Meaningful economic freedom is not an abstract concept. It is about the everyday decisions we can make. It is about the people in our communities having the freedom to trade with one another, and it is about our freedom to do work that we find meaningful and gives us material and spiritual reward.
Those choices and rewards are unique to each of us and are not for any politician or bureaucrat to determine on our behalf. The economic freedom that South Africans need to pursue our potential can never be "given" in a roundabout way through more controls imposed upon us. If the circle of choices and options in life are being increasingly restricted, we can be sure things are trending in the wrong direction.
At the end of March this year, Finance Minister Tito Mboweni told the Sunday Times that South Africa may approach the International Monetary Fund (IMF) and World Bank for assistance. At the time of writing, rumours of such an approach have gained more steam.
We must understand that the mere thought of approaching international bodies for assistance is solid evidence of the failed socialist policies of this government; policies that significantly hindered any chance this country had of attaining meaningful economic growth. The Covid-19 coronavirus pandemic has merely served to highlight the structural damage that was done to the economy over many decades.
New jobseekers are prevented from entering the market by draconian labour laws and high barriers to employment. Unions serve to protect only the interests of their members. To do so, they use their influence in government and agitate for minimum wages to be imposed across the board, thereby protecting their employed members from having to compete with new job entrants.

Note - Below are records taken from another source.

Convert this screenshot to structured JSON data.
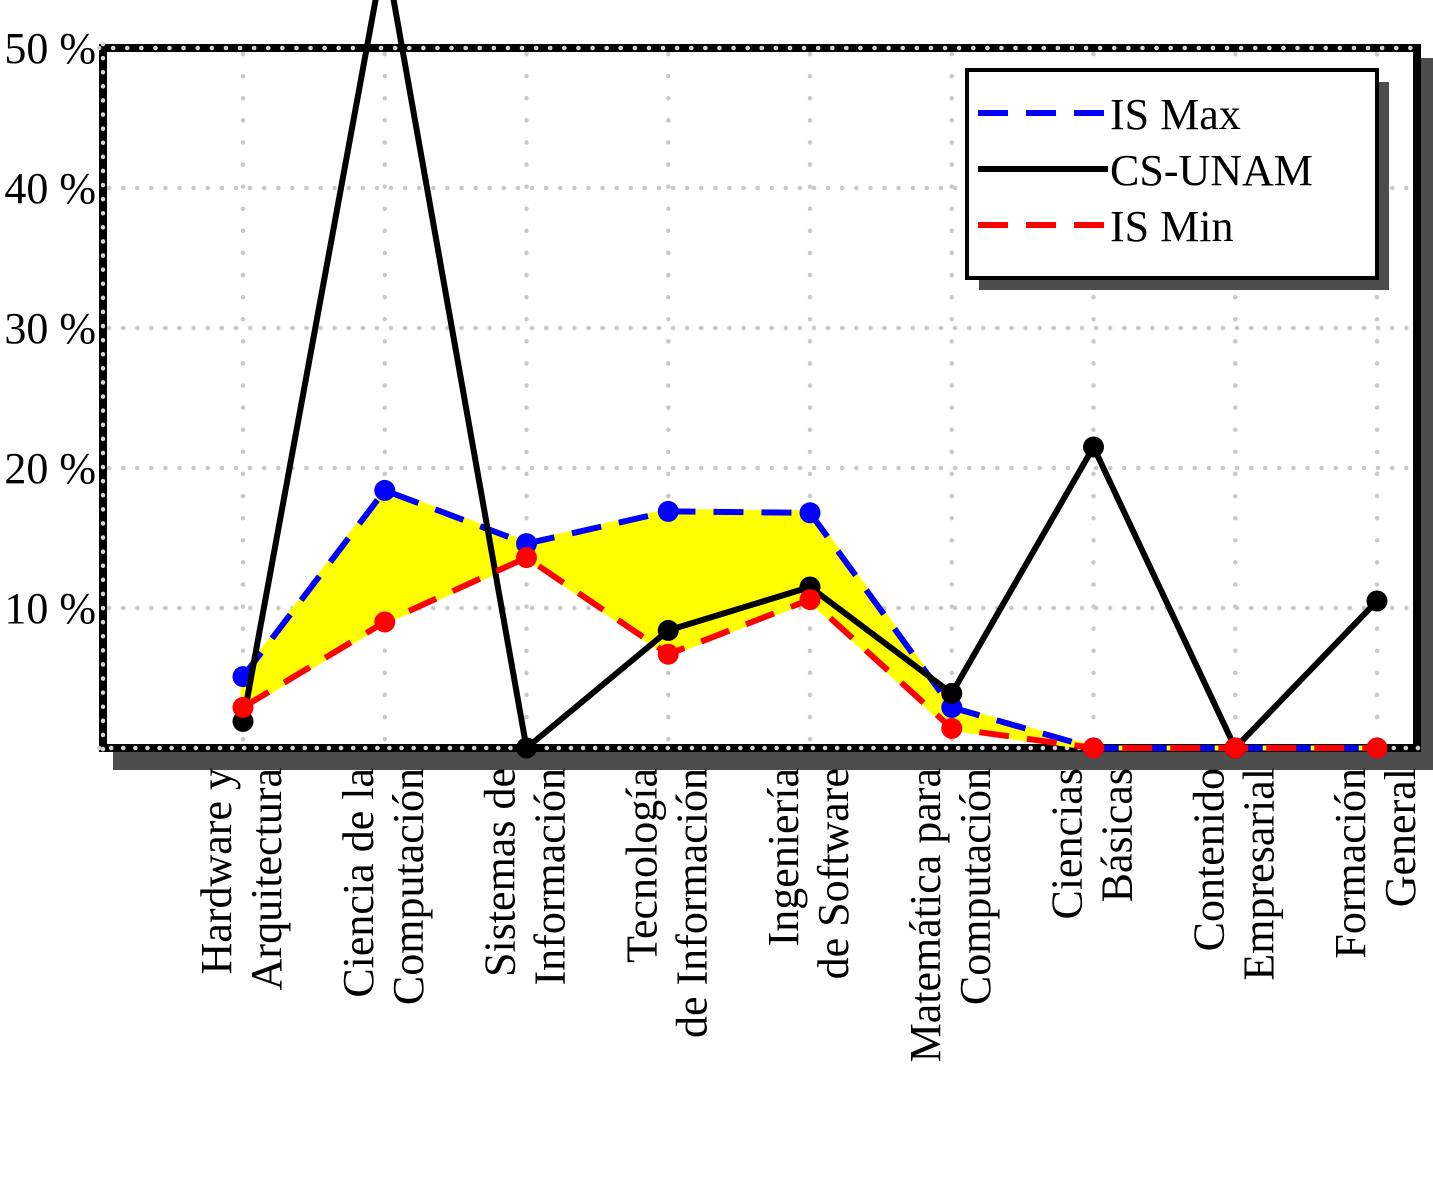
{
  "chart_data": {
    "type": "line",
    "title": "",
    "xlabel": "",
    "ylabel": "",
    "ylim": [
      0,
      50
    ],
    "y_tick_values": [
      10,
      20,
      30,
      40,
      50
    ],
    "y_tick_labels": [
      "10 %",
      "20 %",
      "30 %",
      "40 %",
      "50 %"
    ],
    "grid": "dotted",
    "grid_color": "#c9c9c9",
    "categories": [
      [
        "Hardware y",
        "Arquitectura"
      ],
      [
        "Ciencia de la",
        "Computación"
      ],
      [
        "Sistemas de",
        "Información"
      ],
      [
        "Tecnología",
        "de Información"
      ],
      [
        "Ingeniería",
        "de Software"
      ],
      [
        "Matemática para",
        "Computación"
      ],
      [
        "Ciencias",
        "Básicas"
      ],
      [
        "Contenido",
        "Empresarial"
      ],
      [
        "Formación",
        "General"
      ]
    ],
    "series": [
      {
        "name": "IS Max",
        "color": "#0000ff",
        "dashed": true,
        "values": [
          5.1,
          18.4,
          14.6,
          16.9,
          16.8,
          2.9,
          0,
          0,
          0
        ]
      },
      {
        "name": "CS-UNAM",
        "color": "#000000",
        "dashed": false,
        "values": [
          1.9,
          57.0,
          0,
          8.4,
          11.5,
          3.9,
          21.5,
          0,
          10.5
        ]
      },
      {
        "name": "IS Min",
        "color": "#ff0000",
        "dashed": true,
        "values": [
          2.9,
          9.0,
          13.6,
          6.7,
          10.6,
          1.4,
          0,
          0,
          0
        ]
      }
    ],
    "band": {
      "between": [
        "IS Max",
        "IS Min"
      ],
      "fill_color": "#ffff00"
    },
    "legend": {
      "position": "top-right",
      "entries": [
        "IS Max",
        "CS-UNAM",
        "IS Min"
      ]
    },
    "annotations": "CS-UNAM peak at 'Ciencia de la Computación' rises above the 50 % axis maximum and is clipped by the image edge",
    "shadow_color": "#4d4d4d"
  }
}
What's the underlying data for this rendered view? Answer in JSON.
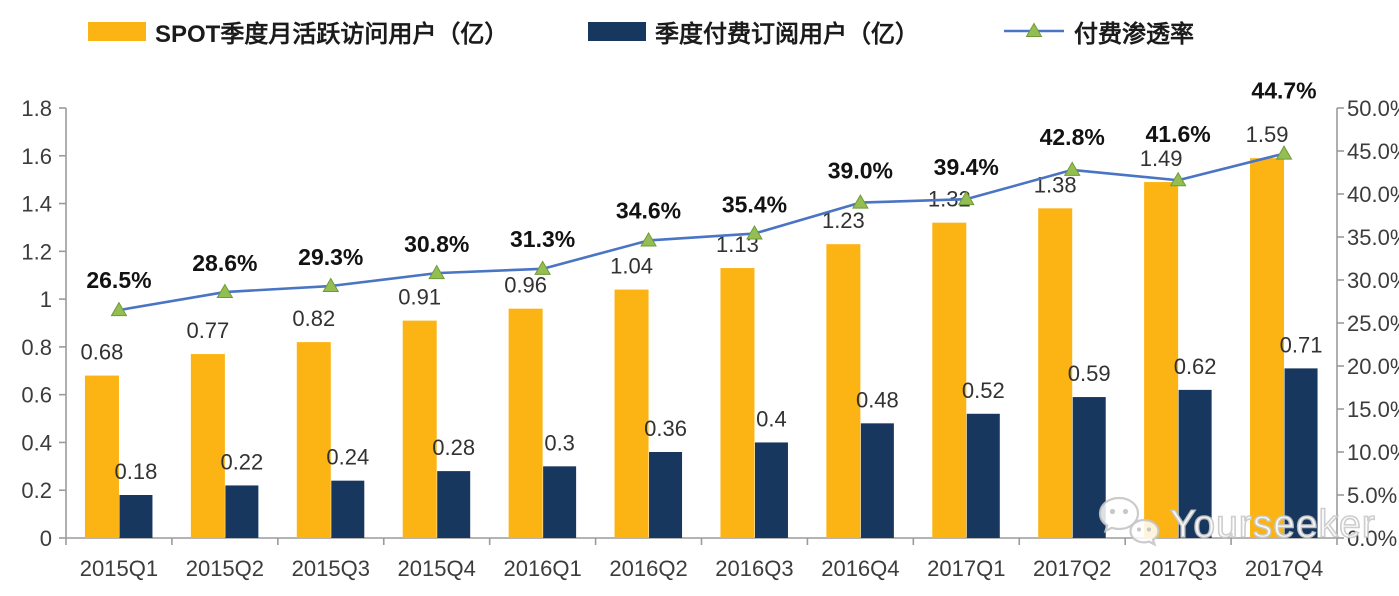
{
  "legend": {
    "mau": {
      "label": "SPOT季度月活跃访问用户（亿）"
    },
    "subs": {
      "label": "季度付费订阅用户（亿）"
    },
    "penetration": {
      "label": "付费渗透率"
    }
  },
  "watermark": {
    "text": "Yourseeker",
    "icon": "wechat-icon"
  },
  "colors": {
    "mau_bar": "#FBB413",
    "subs_bar": "#17375E",
    "line": "#4A74C4",
    "marker": "#95BE52",
    "marker_edge": "#6E9A3A",
    "axis": "#9b9b9b"
  },
  "chart_data": {
    "type": "bar",
    "title": "",
    "categories": [
      "2015Q1",
      "2015Q2",
      "2015Q3",
      "2015Q4",
      "2016Q1",
      "2016Q2",
      "2016Q3",
      "2016Q4",
      "2017Q1",
      "2017Q2",
      "2017Q3",
      "2017Q4"
    ],
    "series": [
      {
        "name": "SPOT季度月活跃访问用户（亿）",
        "type": "bar",
        "axis": "left",
        "values": [
          0.68,
          0.77,
          0.82,
          0.91,
          0.96,
          1.04,
          1.13,
          1.23,
          1.32,
          1.38,
          1.49,
          1.59
        ],
        "labels": [
          "0.68",
          "0.77",
          "0.82",
          "0.91",
          "0.96",
          "1.04",
          "1.13",
          "1.23",
          "1.32",
          "1.38",
          "1.49",
          "1.59"
        ]
      },
      {
        "name": "季度付费订阅用户（亿）",
        "type": "bar",
        "axis": "left",
        "values": [
          0.18,
          0.22,
          0.24,
          0.28,
          0.3,
          0.36,
          0.4,
          0.48,
          0.52,
          0.59,
          0.62,
          0.71
        ],
        "labels": [
          "0.18",
          "0.22",
          "0.24",
          "0.28",
          "0.3",
          "0.36",
          "0.4",
          "0.48",
          "0.52",
          "0.59",
          "0.62",
          "0.71"
        ]
      },
      {
        "name": "付费渗透率",
        "type": "line",
        "axis": "right",
        "marker": "triangle",
        "values": [
          26.5,
          28.6,
          29.3,
          30.8,
          31.3,
          34.6,
          35.4,
          39.0,
          39.4,
          42.8,
          41.6,
          44.7
        ],
        "labels": [
          "26.5%",
          "28.6%",
          "29.3%",
          "30.8%",
          "31.3%",
          "34.6%",
          "35.4%",
          "39.0%",
          "39.4%",
          "42.8%",
          "41.6%",
          "44.7%"
        ]
      }
    ],
    "left_axis": {
      "min": 0,
      "max": 1.8,
      "step": 0.2,
      "tick_labels": [
        "0",
        "0.2",
        "0.4",
        "0.6",
        "0.8",
        "1",
        "1.2",
        "1.4",
        "1.6",
        "1.8"
      ]
    },
    "right_axis": {
      "min": 0,
      "max": 50,
      "step": 5,
      "tick_labels": [
        "0.0%",
        "5.0%",
        "10.0%",
        "15.0%",
        "20.0%",
        "25.0%",
        "30.0%",
        "35.0%",
        "40.0%",
        "45.0%",
        "50.0%"
      ]
    },
    "legend_position": "top",
    "grid": false,
    "pct_label_dy": [
      22,
      21,
      21,
      21,
      22,
      22,
      21,
      24,
      24,
      25,
      38,
      55
    ]
  }
}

It is usually only the large companies that can handle such impositions. For millions of entrepreneurs and small businesses, these policies either make it very difficult for them to employ others, or in some cases even drive them out of existence.
We will never see real job creation while the labour environment is one of government intervention and control.
Young people in South Africa, and indeed young people across the African continent, deserve a chance to learn, to improve, to think, to adapt, to create, to trade, and to innovate. For them to have a real chance at success, they deserve to have their economic freedom protected. This means the government must no longer assume that it can make their life decisions for them.
If the proposal for prescribed assets becomes law, everyone's future pensions will be up for grabs to fund ever-failing state projects. It is not just the accumulated pensions of the country's current older generation that will be subject to seizure; once the state takes control over where people should invest their life's earnings, governments of the future will extend their seizure of people's savings to the point where saving becomes futile and the burden on taxpayers intolerable.
Before one agrees with a government proposal for a new state plan or project, always keep in mind that projects need to be funded.
That "funding" can only happen through government spending, for which tax revenue is required. However, just as when you spend more than you earn and encounter financial difficulty, so too the government's budget needs to be carefully balanced.
According to CEIC Data, South Africa’s government debt "accounted for 62.2% of the country's nominal GDP in December 2019".
At some point, debt needs to be financed and paid up. When a government spends and borrows more, it hands on the paying of that borrowing to future generations. The usually "simple" act of paying the interest on such debt is becoming increasingly difficult. The more the government spends now, the more we - and moreover, our children - will have to pay that debt in the future. The income they earn through work will be more heavily taxed, and they will have less available to invest and spend on themselves and their families.
The decisions taken by the government now are already restricting the amount of economic freedom the youth will have in the future.
As occupiers of the important "office of the citizen" in a constitutional democracy, it is incumbent on us to put a stop to this madness. If not for our sake, then for the sake of future generations.